- Associated Press - Thursday, February 12, 2015

OKLAHOMA CITY (AP) - Low energy prices and the resulting layoff of hundreds of workers in Oklahoma’s oil patch will nearly double the state’s projected $300 million budget hole for the upcoming year, state officials said Thursday.

House Speaker Jeff Hickman, R-Fairview, said oil and natural gas prices have remained substantially below what legislative budget writers had predicted for the fiscal year that begins July 1. And those low prices have forced Oklahoma energy exploration and production companies to lay off workers, pushing state income tax collections lower, Hickman said.

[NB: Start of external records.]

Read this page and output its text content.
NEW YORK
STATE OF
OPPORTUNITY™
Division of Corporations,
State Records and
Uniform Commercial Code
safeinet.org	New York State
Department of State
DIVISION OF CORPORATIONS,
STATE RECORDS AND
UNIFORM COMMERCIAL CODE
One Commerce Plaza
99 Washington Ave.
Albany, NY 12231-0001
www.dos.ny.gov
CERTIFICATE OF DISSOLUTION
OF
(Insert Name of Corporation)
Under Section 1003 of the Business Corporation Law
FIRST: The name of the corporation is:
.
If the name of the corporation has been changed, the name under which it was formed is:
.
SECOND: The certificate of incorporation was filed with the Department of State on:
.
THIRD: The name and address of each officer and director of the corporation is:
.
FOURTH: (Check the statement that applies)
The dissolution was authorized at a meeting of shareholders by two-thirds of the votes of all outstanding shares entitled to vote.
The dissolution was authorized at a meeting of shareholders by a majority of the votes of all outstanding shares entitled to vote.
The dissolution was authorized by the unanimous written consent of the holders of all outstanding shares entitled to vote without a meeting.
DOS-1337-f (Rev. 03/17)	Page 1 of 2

“The income tax revenue stream has declined,” said Rep. Earl Sears, R-Bartlesville, chairman of the House Appropriations and Budget Committee. An economic firm used by the Oklahoma Tax Commission to develop revenue forecasts for the state has projected a potential reduction of 3,800 oil and natural gas jobs in Oklahoma in 2015, officials said.

Other budget issues, including a multitude of tax credit programs for industry, are also contributing to the state’s budget woes, Sears said.

Next year’s projected budget shortfall “will be significantly larger” than the $300 million officials estimated in December, but Sears declined to reveal the actual number ahead of Tuesday’s meeting of the state Board of Equalization, which will certify revenue for the upcoming fiscal year.

Democratic House Leader Scott Inman of Oklahoma City said analysts are projecting next year’s budget shortfall will be about $600 million.

“It appears that our budget hole has grown nearly twofold,” Inman said. “We’re in a dire situation.”

Gov. Mary Fallin’s secretary of finance, Preston Doerflinger, said revenue figures are not final but that indications are next year’s budget gap will double.

“Ever since oil started dropping, we have known scenarios like this could occur,” Doerflinger said in a statement. “We cannot control oil prices, but we can control and improve the structure of the budget to better meet the needs of the day, as the governor has long suggested.”

Oklahoma will have $6.9 billion available to spend in the upcoming fiscal year, nearly $300 million less than the $7.2 billion budget for the current fiscal year, the board which certifies revenue said.

Fallin noted that state has a “rainy day” reserve fund. The fund contains $535 million and about $201 million could be tapped during a revenue failure.

“With a healthy savings account and a robust economy, we are in a good position to face this challenge and overcome it,” Fallin said in a statement.

Hickman said the state’s growing budget shortfall will likely mean state agencies will face a new round of budget cuts next year.

“The discussion is quickly turning to what will the amount of budget cuts be to state agencies.” the House speaker said. While one-time expenditures might be affordable, additional dollars for new or expanded services will likely not be available, Hickman said.

“Every state entity needs to be prepared for less dollars than they received,” he said. “We’ll be looking very closely at budgets.”

The shortfall also makes it less likely that legislation to increase teacher salaries and substantially increase spending in public school classrooms will be possible, he said.

“It takes away the ability to address that with dollars this year,” Hickman said. “It does not take away the discussion about long-term funding.”

Inman, the Democratic leader, blamed the growing shortfall on “a lack of leadership and fiscal mismanagement of the state budget” by the House’s GOP majority.

In spite of the growing budget shortfall, a quarter percentage point income tax cut supported by House Republicans is still scheduled to go into effect on Jan. 1, he said. The reduction to a top rate of 5 percent is expected to cost the state about $147 million annually when fully implemented.

“That can only be described as fiscal irresponsibility,” Inman said.

Hickman said the income tax cut will not affect efforts to prepare a budget for the upcoming year.